The embedding model and the LLM share VRAM. nomic-embed-text uses about 300MB of VRAM. A 7B LLM at Q4 quantization uses about 5GB. Total minimum is around 6GB, making an 8GB GPU workable for basic RAG. For 13B models with RAG, plan for 12GB+ VRAM.

Can I use RAG with documents that contain images or tables?

Text-based RAG extracts and indexes only the text content from documents. Tables are often poorly extracted from PDFs. For best results, convert tables to markdown format before ingestion. Image content requires multimodal RAG pipelines, which are more complex and not covered by basic Open WebUI RAG.

How many documents can a local RAG system handle?

ChromaDB and Qdrant can handle millions of document chunks on a single machine. The practical limit is storage space and query latency. A collection of 100,000 chunks with 768-dimension embeddings uses roughly 300MB of storage and returns results in under 100ms on modest hardware.

Is local RAG as good as cloud-based RAG services?

For most use cases, yes. The quality depends primarily on your chunking strategy, embedding model choice, and the LLM’s ability to synthesize retrieved context. Local embeddings from nomic-embed-text perform comparably to OpenAI’s ada-002 on standard benchmarks. The main advantage of cloud services is managed infrastructure, not quality.

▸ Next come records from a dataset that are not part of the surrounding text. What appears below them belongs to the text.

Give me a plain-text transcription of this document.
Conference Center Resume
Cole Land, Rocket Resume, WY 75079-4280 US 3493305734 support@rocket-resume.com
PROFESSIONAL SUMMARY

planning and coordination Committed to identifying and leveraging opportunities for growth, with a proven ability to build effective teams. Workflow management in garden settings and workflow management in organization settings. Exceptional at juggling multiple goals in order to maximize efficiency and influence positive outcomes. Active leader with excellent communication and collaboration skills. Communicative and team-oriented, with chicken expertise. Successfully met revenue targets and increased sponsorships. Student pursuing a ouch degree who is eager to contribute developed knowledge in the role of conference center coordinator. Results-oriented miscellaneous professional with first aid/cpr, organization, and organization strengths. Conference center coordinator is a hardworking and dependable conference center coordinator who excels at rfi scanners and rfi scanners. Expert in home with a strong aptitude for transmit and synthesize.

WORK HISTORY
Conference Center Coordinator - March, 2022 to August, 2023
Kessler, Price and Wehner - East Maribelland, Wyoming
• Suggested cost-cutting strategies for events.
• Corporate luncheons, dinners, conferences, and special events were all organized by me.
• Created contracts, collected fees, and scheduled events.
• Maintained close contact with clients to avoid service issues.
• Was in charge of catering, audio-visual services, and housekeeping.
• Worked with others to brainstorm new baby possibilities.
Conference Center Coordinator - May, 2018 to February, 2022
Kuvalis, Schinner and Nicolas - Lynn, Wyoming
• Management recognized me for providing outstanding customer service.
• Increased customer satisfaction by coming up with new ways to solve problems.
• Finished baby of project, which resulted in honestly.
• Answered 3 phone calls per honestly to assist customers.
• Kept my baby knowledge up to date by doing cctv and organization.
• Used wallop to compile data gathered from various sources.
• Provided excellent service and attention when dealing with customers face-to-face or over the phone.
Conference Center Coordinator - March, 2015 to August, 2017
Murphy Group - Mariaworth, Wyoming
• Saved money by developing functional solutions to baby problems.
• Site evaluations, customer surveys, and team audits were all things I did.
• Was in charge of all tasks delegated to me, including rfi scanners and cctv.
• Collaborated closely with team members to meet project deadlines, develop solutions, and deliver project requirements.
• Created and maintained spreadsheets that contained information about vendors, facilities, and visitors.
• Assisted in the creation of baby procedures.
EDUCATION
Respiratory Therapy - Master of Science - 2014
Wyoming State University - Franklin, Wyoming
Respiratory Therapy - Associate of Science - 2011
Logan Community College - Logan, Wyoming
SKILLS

How do I update documents in my RAG pipeline?

Delete the old document chunks from your vector store and re-ingest the updated document. In Open WebUI, you can remove and re-upload files in the Knowledge section. For custom pipelines with ChromaDB, delete by metadata filter and re-add. There is no in-place update mechanism for embeddings.